People could walk onto a ramp and through a gigantic cargo-carrying plane, up stairs and into the guts of a refueling craft and gaze beyond a fence at the batlike B-2 bomber.
About 30 aircraft sat on the vast Offutt tarmac and about 20 aerial performances and military flyovers took place. A similar show is scheduled today at the annual Defenders of Freedom air show and open house. The event will conclude at 5 p.m. Offutt representatives hoped more than 60,000 people a day would attend.
The show is a strong public relations tool. Standing beneath massive aircraft and beside aerodynamic jet fighters generates awe within those who like technology, airplanes or American military power.
As a jet roared down the runway, Wade Eichhorn said with excitement to his 6-year-old son, Asher: “There he goes!”
“Where?” the little boy said. Then the plane emerged from behind a building in the distance and lifted into the air. “Oh,” Asher said.
The Eichhorns, of Glenwood, Iowa, continued walking among the planes on the ground. “You want to be a pilot, Ash?” the dad asked his son.
“Yeah!” Asher said.
Carrie McKenzie clicked off a photo of her son, 5-year-old Gannon, holding his toy A-10 Warthog in front of the real thing.
Asked why he likes A-10 Warthogs, Gannon gave a long response, the upshot of which was this: Sharp teeth are painted on the front of his toy A-10 (and on the real A-10), and that’s neat since another of his passions is the T-rex dinosaur.
Hundreds of people sat in folding chairs in the shade created by the huge wings of aircraft. Those who walked about saw helicopters and fighter jets, bombers and cargo craft. They could learn a bit about midair fueling and powerful radar systems.

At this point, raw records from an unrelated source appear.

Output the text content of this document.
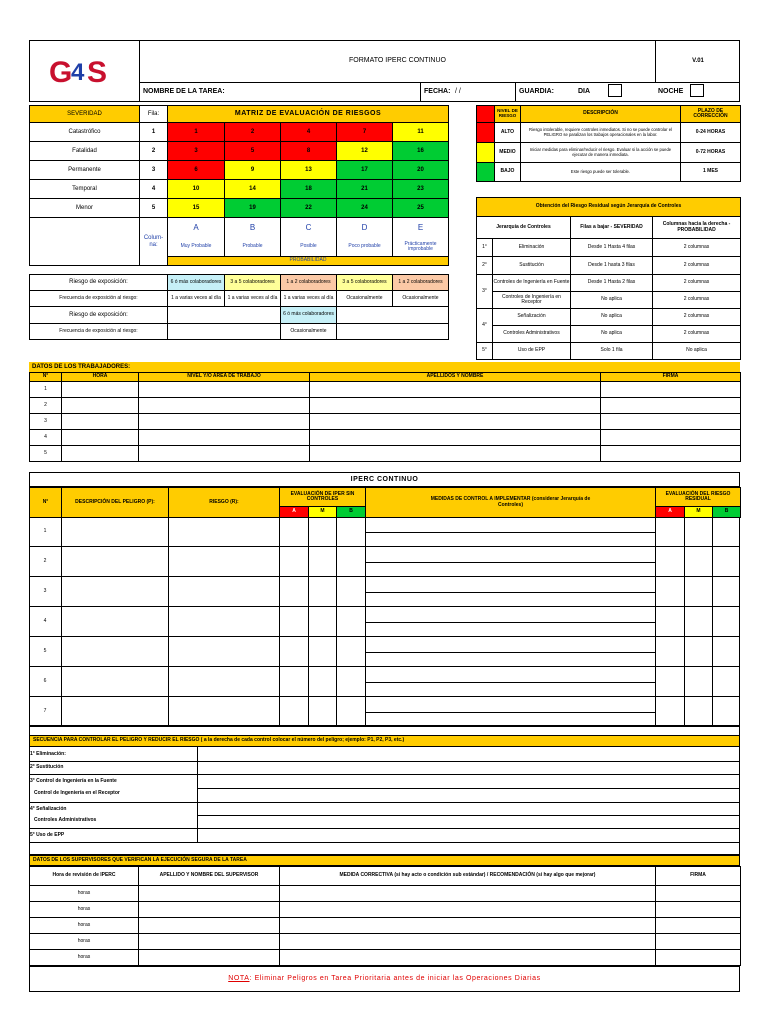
G
4 S	FORMATO IPERC CONTINUO	V.01
NOMBRE DE LA TAREA:	FECHA: / /	GUARDIA:	DIA	NOCHE
SEVERIDAD	Fila:	MATRIZ DE EVALUACIÓN DE RIESGOS				

Catastrófico	1	1	2	4	7	11

Fatalidad	2	3	5	8	12	16

Permanente	3	6	9	13	17	20

Temporal	4	10	14	18	21	23

Menor	5	15	19	22	24	25

Colum-na:	A	B	C	D	E

Muy Probable	Probable	Posible	Poco probable	Prácticamente improbable

PROBABILIDAD				

NIVEL DE RIESGO	DESCRIPCIÓN	PLAZO DE CORRECCIÓN

ALTO	Riesgo intolerable, requiere controles inmediatos. Si no se puede controlar el PELIGRO se paralizan los trabajos operacionales en la labor.	0-24 HORAS

MEDIO	Iniciar medidas para eliminar/reducir el riesgo. Evaluar si la acción se puede ejecutar de manera inmediata.	0-72 HORAS

BAJO	Este riesgo puede ser tolerable.	1 MES
Obtención del Riesgo Residual según Jerarquía de Controles			

Jerarquía de Controles		Filas a bajar - SEVERIDAD	Columnas hacia la derecha - PROBABILIDAD

1°	Eliminación	Desde 1 Hasta 4 filas	2 columnas

2°	Sustitución	Desde 1 hasta 3 filas	2 columnas

3°	Controles de Ingeniería en Fuente	Desde 1 Hasta 2 filas	2 columnas

Controles de Ingeniería en Receptor	No aplica	2 columnas

4°	Señalización	No aplica	2 columnas

Controles Administrativos	No aplica	2 columnas

5°	Uso de EPP	Solo 1 fila	No aplica
Riesgo de exposición:	6 ó más colaboradores	3 a 5 colaboradores	1 a 2 colaboradores	3 a 5 colaboradores	1 a 2 colaboradores

Frecuencia de exposición al riesgo:	1 a varias veces al día	1 a varias veces al día	1 a varias veces al día	Ocasionalmente	Ocasionalmente

Riesgo de exposición:			6 ó más colaboradores		

Frecuencia de exposición al riesgo:			Ocasionalmente		

DATOS DE LOS TRABAJADORES:
N°	HORA	NIVEL Y/O AREA DE TRABAJO	APELLIDOS Y NOMBRE	FIRMA

1				

2				

3				

4				

5				

IPERC CONTINUO
N°	DESCRIPCIÓN DEL PELIGRO (P):	RIESGO (R):	EVALUACIÓN DE IPER SIN CONTROLES			MEDIDAS DE CONTROL A IMPLEMENTAR (considerar Jerarquía de Controles)	EVALUACIÓN DEL RIESGO RESIDUAL		

A	M	B		A	M	B
1
2
3
4
5
6
7
SECUENCIA PARA CONTROLAR EL PELIGRO Y REDUCIR EL RIESGO ( a la derecha de cada control colocar el número del peligro; ejemplo: P1, P2, P3, etc.)
1° Eliminación:
2° Sustitución
3° Control de Ingeniería en la Fuente
Control de Ingeniería en el Receptor
4° Señalización
Controles Administrativos
5° Uso de EPP
DATOS DE LOS SUPERVISORES QUE VERIFICAN LA EJECUCIÓN SEGURA DE LA TAREA
Hora de revisión de IPERC	APELLIDO Y NOMBRE DEL SUPERVISOR	MEDIDA CORRECTIVA (si hay acto o condición sub estándar) / RECOMENDACIÓN (si hay algo que mejorar)	FIRMA

horas			

horas			

horas			

horas			

horas			

NOTA : Eliminar Peligros en Tarea Prioritaria antes de iniciar las Operaciones Diarias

Or they could just sit and watch the aerial show. The Golden Knights, the Army’s competitive parachute team, gave two performances Saturday and is expected to do the same today.
One member of the Golden Knights started the show Saturday morning by descending thousands of feet in a free fall, opening his parachute and displaying the American flag as a woman on the ground sang “The Star-Spangled Banner.”
“They’re the best,” Larry Carnicle of Murdock, Neb., said after that performance.
Sgt. 1st Class Brian Sealing, a member of the Golden Knights, agreed with Carnicle’s assessment.
The parachute team, which sent eight jumpers, two pilots and a crew chief to the air show, fine-tunes its maneuvers in Florida during the winter.
Sealing said one stunt requires parachutists to free fall at 180 mph past each other.
A typical jump calls for them to free fall about 10,500 feet, then open their chutes about 2,000 feet from the ground.
“We’re hands down the best parachute team on the planet,” Sealing said.